Over the years, Gordon adorned the majority of the church’s interior with the collage called the “Great Cloud of Witnesses,” a project that was started to help inspire the Black youth who came in to play basketball by hanging a photograph and magazine story about Muhammad Ali on the wall. It later grew to cover nearly every wall inside, save the sanctuary, with Civil Rights Movement heroes and Black athletes and stars.
In 2023, Gordon received a Bay Area Jefferson Award and the Jacqueline Kennedy Onassis Award for extraordinary service to local communities. Last year, the Board of Supervisors and Mayor Daniel Lurie recognized Gordon for his decades of service to the community and beyond.
EJ Jones, Lurie’s director of community affairs, was born and raised in the neighborhood and watched Rev.
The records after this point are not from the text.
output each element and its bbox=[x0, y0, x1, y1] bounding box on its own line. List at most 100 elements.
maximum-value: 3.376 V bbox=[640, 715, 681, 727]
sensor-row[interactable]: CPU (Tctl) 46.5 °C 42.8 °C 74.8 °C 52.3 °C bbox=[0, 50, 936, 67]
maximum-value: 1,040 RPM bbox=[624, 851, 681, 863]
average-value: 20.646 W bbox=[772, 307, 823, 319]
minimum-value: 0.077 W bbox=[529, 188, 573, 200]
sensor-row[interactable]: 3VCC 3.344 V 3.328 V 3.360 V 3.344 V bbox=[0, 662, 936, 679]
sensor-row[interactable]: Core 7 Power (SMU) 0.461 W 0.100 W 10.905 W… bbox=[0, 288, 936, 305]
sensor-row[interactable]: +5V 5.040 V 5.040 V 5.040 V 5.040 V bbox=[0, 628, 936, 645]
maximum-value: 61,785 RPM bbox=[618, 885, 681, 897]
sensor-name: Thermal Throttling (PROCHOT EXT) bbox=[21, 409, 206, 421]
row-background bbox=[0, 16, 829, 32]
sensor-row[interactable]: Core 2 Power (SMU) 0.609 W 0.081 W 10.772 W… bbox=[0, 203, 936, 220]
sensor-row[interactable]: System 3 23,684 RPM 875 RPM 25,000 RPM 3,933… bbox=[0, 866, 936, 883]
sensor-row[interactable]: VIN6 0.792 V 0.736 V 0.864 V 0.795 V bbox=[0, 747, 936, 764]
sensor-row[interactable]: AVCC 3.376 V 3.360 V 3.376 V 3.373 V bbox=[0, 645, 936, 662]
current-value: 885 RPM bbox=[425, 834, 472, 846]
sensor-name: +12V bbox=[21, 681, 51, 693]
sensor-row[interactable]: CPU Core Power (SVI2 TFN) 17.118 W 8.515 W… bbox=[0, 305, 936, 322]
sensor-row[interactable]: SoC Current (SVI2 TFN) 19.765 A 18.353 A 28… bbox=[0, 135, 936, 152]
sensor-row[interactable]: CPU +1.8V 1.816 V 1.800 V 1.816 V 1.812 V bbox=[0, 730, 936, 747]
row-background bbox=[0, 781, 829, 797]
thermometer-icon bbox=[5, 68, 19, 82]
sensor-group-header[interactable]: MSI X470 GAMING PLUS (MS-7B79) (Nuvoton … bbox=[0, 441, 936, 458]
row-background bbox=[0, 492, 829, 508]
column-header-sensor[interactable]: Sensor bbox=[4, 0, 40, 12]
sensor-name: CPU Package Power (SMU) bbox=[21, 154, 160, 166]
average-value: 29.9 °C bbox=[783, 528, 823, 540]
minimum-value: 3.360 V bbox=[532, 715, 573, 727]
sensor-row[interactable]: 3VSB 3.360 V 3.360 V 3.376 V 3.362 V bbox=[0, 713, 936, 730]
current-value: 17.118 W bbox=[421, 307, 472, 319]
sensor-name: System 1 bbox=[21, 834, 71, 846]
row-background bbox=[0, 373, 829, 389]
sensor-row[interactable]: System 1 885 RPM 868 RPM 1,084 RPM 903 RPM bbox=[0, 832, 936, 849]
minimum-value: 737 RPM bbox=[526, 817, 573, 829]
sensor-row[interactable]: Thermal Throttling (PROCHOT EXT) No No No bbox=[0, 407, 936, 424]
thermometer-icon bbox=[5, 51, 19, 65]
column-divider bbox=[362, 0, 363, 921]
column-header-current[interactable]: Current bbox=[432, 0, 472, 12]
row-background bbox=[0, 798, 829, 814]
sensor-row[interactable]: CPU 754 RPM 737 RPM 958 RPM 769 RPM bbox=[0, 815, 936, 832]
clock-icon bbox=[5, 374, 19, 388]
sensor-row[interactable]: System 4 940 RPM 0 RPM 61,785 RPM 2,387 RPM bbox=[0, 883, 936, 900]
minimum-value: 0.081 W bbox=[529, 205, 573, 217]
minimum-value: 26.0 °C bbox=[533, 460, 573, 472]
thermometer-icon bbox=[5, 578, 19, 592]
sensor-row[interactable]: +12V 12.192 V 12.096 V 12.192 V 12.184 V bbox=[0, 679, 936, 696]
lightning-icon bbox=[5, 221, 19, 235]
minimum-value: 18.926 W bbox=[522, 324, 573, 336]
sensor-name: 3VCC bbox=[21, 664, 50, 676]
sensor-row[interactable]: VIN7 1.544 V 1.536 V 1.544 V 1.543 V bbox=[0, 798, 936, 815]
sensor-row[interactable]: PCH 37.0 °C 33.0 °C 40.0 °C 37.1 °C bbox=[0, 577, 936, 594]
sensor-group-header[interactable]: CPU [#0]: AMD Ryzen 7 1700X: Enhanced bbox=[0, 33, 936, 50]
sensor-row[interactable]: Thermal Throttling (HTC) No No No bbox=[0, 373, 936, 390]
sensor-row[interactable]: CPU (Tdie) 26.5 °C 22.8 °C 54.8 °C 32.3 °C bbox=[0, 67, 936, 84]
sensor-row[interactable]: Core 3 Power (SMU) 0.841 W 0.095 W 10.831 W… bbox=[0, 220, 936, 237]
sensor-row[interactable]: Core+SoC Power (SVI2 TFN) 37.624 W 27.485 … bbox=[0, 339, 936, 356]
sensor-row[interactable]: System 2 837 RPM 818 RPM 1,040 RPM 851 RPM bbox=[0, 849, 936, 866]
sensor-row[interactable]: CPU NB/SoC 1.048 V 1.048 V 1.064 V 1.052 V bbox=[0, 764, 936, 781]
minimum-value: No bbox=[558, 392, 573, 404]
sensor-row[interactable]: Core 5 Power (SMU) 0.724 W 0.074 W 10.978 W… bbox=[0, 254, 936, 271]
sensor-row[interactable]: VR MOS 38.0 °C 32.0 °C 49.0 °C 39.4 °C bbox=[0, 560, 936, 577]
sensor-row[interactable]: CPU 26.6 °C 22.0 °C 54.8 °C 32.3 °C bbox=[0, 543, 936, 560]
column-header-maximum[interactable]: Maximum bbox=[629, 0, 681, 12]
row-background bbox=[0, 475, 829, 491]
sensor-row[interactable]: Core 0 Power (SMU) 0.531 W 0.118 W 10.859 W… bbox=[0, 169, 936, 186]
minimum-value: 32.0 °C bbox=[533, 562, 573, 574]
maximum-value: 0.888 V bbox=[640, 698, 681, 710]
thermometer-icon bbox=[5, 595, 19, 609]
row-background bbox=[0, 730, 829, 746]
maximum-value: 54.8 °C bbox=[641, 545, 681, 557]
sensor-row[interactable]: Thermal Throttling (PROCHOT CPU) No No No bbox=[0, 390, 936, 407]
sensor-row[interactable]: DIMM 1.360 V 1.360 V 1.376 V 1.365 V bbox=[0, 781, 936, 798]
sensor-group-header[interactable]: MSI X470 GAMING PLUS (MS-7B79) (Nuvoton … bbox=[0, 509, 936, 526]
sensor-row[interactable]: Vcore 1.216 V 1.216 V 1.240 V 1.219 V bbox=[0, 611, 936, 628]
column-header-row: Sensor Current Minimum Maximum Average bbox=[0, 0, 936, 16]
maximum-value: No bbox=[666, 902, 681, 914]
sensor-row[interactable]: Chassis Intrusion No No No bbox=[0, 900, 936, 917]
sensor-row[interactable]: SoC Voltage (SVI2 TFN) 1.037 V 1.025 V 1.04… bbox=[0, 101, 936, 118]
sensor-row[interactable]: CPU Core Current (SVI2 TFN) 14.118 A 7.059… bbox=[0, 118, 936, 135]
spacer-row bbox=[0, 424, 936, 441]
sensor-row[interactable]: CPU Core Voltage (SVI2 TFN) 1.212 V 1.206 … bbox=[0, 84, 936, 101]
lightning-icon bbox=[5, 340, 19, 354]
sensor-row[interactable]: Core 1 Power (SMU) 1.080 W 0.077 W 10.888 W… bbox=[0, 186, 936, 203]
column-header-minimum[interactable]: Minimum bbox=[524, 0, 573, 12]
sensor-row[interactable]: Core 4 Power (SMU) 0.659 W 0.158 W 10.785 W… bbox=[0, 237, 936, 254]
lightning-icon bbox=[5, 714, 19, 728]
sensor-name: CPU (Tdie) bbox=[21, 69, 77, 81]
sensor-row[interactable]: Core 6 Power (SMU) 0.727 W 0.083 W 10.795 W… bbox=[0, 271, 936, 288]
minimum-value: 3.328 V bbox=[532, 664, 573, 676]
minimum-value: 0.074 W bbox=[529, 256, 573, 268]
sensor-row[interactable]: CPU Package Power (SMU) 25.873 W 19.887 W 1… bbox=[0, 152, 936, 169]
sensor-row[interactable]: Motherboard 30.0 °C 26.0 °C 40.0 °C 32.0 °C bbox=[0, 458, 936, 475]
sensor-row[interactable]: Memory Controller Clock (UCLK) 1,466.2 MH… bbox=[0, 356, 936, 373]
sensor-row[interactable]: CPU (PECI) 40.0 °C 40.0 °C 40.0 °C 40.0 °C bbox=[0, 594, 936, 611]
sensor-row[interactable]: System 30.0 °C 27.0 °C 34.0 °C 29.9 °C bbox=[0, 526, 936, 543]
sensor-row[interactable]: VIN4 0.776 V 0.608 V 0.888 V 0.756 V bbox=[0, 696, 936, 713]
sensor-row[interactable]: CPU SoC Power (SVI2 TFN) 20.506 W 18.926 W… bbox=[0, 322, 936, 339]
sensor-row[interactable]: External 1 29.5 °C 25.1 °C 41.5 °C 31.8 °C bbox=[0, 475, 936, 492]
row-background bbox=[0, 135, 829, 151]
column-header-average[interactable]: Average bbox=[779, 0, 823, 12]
G at work.
“He supported generations of community with love, wisdom and hard work,” Jones said. “He will be missed.”
Supervisor Myrna Melgar worked with Gordon over the years, and her office is preparing an in-memoriam tribute for a future Board of Supervisors meeting. She admired his work as a peacemaker and recalled his work to unite the African American and Asian American communities during the pandemic.
“If we had more people like Rev. G in the world, it would be a better place,” she said. “I am heartbroken.”
Gordon was instrumental in decorating the berm of the Balboa Reservoir with large logs that spelled “Love Is The Answer.” When the Phelan Loop bus terminal was redeveloped, Gordon was instrumental in naming its open space “Unity Plaza.”
“His legacy is the ‘Great Cloud of Witness’ mural-collage that he started and worked on for half a century,” said Woody LaBounty, president and CEO of San Francisco Heritage and a former columnist for The Light.
LaBounty got to know Gordon in the early 2000s for a history project and, more recently, helped designate the church as a city landmark, both inside and out.
“At Ingleside Presbyterian, he really stepped up to try to find ways to make the neighborhood better for the kids, and he's maybe the most important unsung artist in the city,” LaBounty said.